Un immense soupir de soulagement passa sur la France et immédiatement les élégances comprimées et terrorisées sortirent de terre, avec le luxe, avec la frivolité, la folie même, avec la joie, le rire, dont on semblait avoir un besoin furieux après tant de sang et tant de larmes.

Les incroyables et les merveilleuses qui s'étaient déjà montrés avant la Terreur remplissent soudain les promenades et les boulevards, et la mode, à qui le régime de Robespierre a sans doute tourné la tête, toute pâle encore de son émotion, se livre tout de suite à mille extravagances.

Tandis que les incroyables si bien nommés, les muscadins de la jeunesse dorée, avec leurs habits à grands collets, leurs immenses cravates et leurs gourdins si nécessaires contre les Jacobins et les sectionnaires terroristes, cherchaient leurs inspirations dans l'imitation des modes anglaises, les merveilleuses se vouaient toutes à l'antiquité.
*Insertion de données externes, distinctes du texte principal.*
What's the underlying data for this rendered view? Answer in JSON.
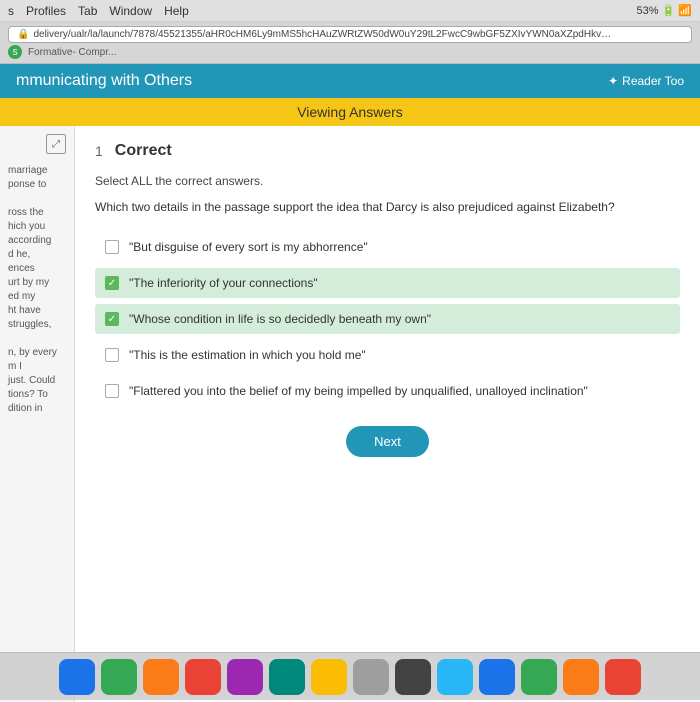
{
  "menubar": {
    "items": [
      "s",
      "Profiles",
      "Tab",
      "Window",
      "Help"
    ]
  },
  "browser": {
    "address": "delivery/ualr/la/launch/7878/45521355/aHR0cHM6Ly9mMS5hcHAuZWRtZW50dW0uY29tL2FwcC9wbGF5ZXIvYWN0aXZpdHkvNzg3OC80NTUyMTM1NS9sYQ...",
    "favicon": "S",
    "tab_label": "Formative- Compr..."
  },
  "header": {
    "title": "mmunicating with Others",
    "reader_tool_label": "Reader Too"
  },
  "banner": {
    "label": "Viewing Answers"
  },
  "sidebar": {
    "text": "marriage\nponse to\n\nross the\nhich you\naccording\nd he,\nences\nurt by my\ned my\nht have\nstruggles,\n\nn, by every\nm I\njust. Could\ntions? To\ndition in"
  },
  "question": {
    "number": "1",
    "status": "Correct",
    "instruction": "Select ALL the correct answers.",
    "text": "Which two details in the passage support the idea that Darcy is also prejudiced against Elizabeth?",
    "options": [
      {
        "id": "opt1",
        "text": "\"But disguise of every sort is my abhorrence\"",
        "checked": false,
        "correct": false
      },
      {
        "id": "opt2",
        "text": "\"The inferiority of your connections\"",
        "checked": true,
        "correct": true
      },
      {
        "id": "opt3",
        "text": "\"Whose condition in life is so decidedly beneath my own\"",
        "checked": true,
        "correct": true
      },
      {
        "id": "opt4",
        "text": "\"This is the estimation in which you hold me\"",
        "checked": false,
        "correct": false
      },
      {
        "id": "opt5",
        "text": "\"Flattered you into the belief of my being impelled by unqualified, unalloyed inclination\"",
        "checked": false,
        "correct": false
      }
    ],
    "next_button_label": "Next"
  }
}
Pendant quelques années, plus de Parisiennes, rien que des Grecques et des Romaines.

Robes étroites sans taille, simples fourreaux serrés sur le sein même par une ceinture, courts par devant pour laisser voir le pied, un peu traînants par derrière, tel est le vêtement des merveilleuses. On ne connaît plus que l'antiquité. C'est un recommencement.

Dans ce passage sombre de la Terreur on a oublié la pudeur. Ces robes à l'athénienne ne sont que de simples deuxièmes chemises,—ce qui pourrait passer, n'étaient les bijoux, pour un symbole de la pauvreté de ces temps de ruine où le louis d'or valait huit cents livres en assignats,—ce sont des tuniques d'un linon transparent, qui plaquent sur le corps de la femme au moindre mouvement.

De plus les tuniques diaphanes des grandes élégantes ne sont-elles pas fendues sur les côtés à partir des hanches.

Notre Dame de Thermidor, Thérèse Cabarrus devenue la citoyenne Tallien, est la Reine de la Mode, elle se montre à Frascati, ainsi vêtue ou plutôt dévêtue, sa robe à l'athénienne fendue latéralement laissant voir ses jambes dans un maillot couleur chair, avec des cercles d'or à la place des jarretières et des cothurnes à l'antique et des bagues à chaque doigt de ses pieds de statue.

Dans les salons, dans les jardins d'été, aux promenades, ce ne sont plus que robes à l'antique ouvertes en haut comme en bas, portées avec chemises à la carthaginoise ou même sans chemise du tout, sandales et cothurnes attachés par des bandelettes rouges, cercles d'or enrichis de pierres précieuses, arrangements de tuniques et peplums, corsets-ceintures hauts de deux doigts seulement sous le sein et ornés de brillants.

Les robes en voltigeant laissent voir les jambes ou même, quand elles ne sont pas ouvertes sur le côté, se relèvent au-dessus du genou au moyen d'un camée en agrafe et montrent franchement la jambe gauche.

Très peu de manches, un simple bourrelet à l'épaule, ou même pas de manches du tout; des camées rattachent les épaulettes de la robe, des bracelets nombreux habillent le bras.